Some developments, to be sure, are almost certainly attributable to social media. Hyperpolarization in politics may be one. Another may be the intimidation of debate and the rise of cancel culture in academia, thanks to the ease of instant demonization and of amassing a shaming mob, as opposed to the slower and more deliberative mechanisms that push back against our irrationality, such as peer review, fact checking, editing, and a reputation for accuracy rather than shareable snark. The friction and slowness in proliferating ideas in the past meant that there were filters and ways of vetting claims for their accuracy rather than proliferating them instantaneously.
Walsh: So how can we balance the emotional with the rational in our lives?
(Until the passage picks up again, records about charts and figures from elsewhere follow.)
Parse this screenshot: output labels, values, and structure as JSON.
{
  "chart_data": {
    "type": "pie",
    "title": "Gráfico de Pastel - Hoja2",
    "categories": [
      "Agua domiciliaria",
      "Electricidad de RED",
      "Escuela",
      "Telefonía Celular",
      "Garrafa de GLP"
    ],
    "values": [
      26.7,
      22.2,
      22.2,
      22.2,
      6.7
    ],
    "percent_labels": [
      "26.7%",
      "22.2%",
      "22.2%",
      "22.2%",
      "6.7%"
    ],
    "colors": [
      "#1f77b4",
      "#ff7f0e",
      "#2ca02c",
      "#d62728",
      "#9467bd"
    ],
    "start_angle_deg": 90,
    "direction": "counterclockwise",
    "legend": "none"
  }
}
Pinker: Emotional reactions like love, rewarding relationships, and an appreciation of beauty are not in opposition to rationality, because rationality is always in pursuit of a goal, and those are clearly worthy goals. When we speak of a tension between rationality and emotion, often what we are referring to is a contrast between immediate and longer-term well-being, like surrendering to impulse or doing what feels good now but knowing it will make you worse off in the long term. There are just goals in different time frames, what economists call discounting the future. Another real tension comes from conflicts between the goals of different people: What’s good for me may not be good for the people I work and deal and live with. There too, we ought to apply our rational faculties to reconcile conflicts among people. That’s what we mean by ethics and politics.
Walsh: You dedicated the book to your mother. Why?
Pinker: A lot of academics use “my mother” as a condescending term for “unsophisticated reader” when aiming to attract a broad audience. They’ll say, “Make it simple enough that your mother can understand it.” In my case, my 87-year-old mother, Roslyn Pinker, is not an unsophisticated reader; she’s rational and literate and intellectually sophisticated; she’s just not an academic. I showed her a draft and got her feedback. Making sure she could follow my arguments and understand the explanations was a test of whether my writing was clear and coherent.
There’s also a personal circumstance. When the pandemic began and she was confined to her home, as we all were, it intensified our long-distance interactions, and I think we grew closer while I was working on the book.
Colleen Walsh is a Harvard staff writer. This interview is published courtesy of the Harvard Gazette, Harvard University’s official newspaper.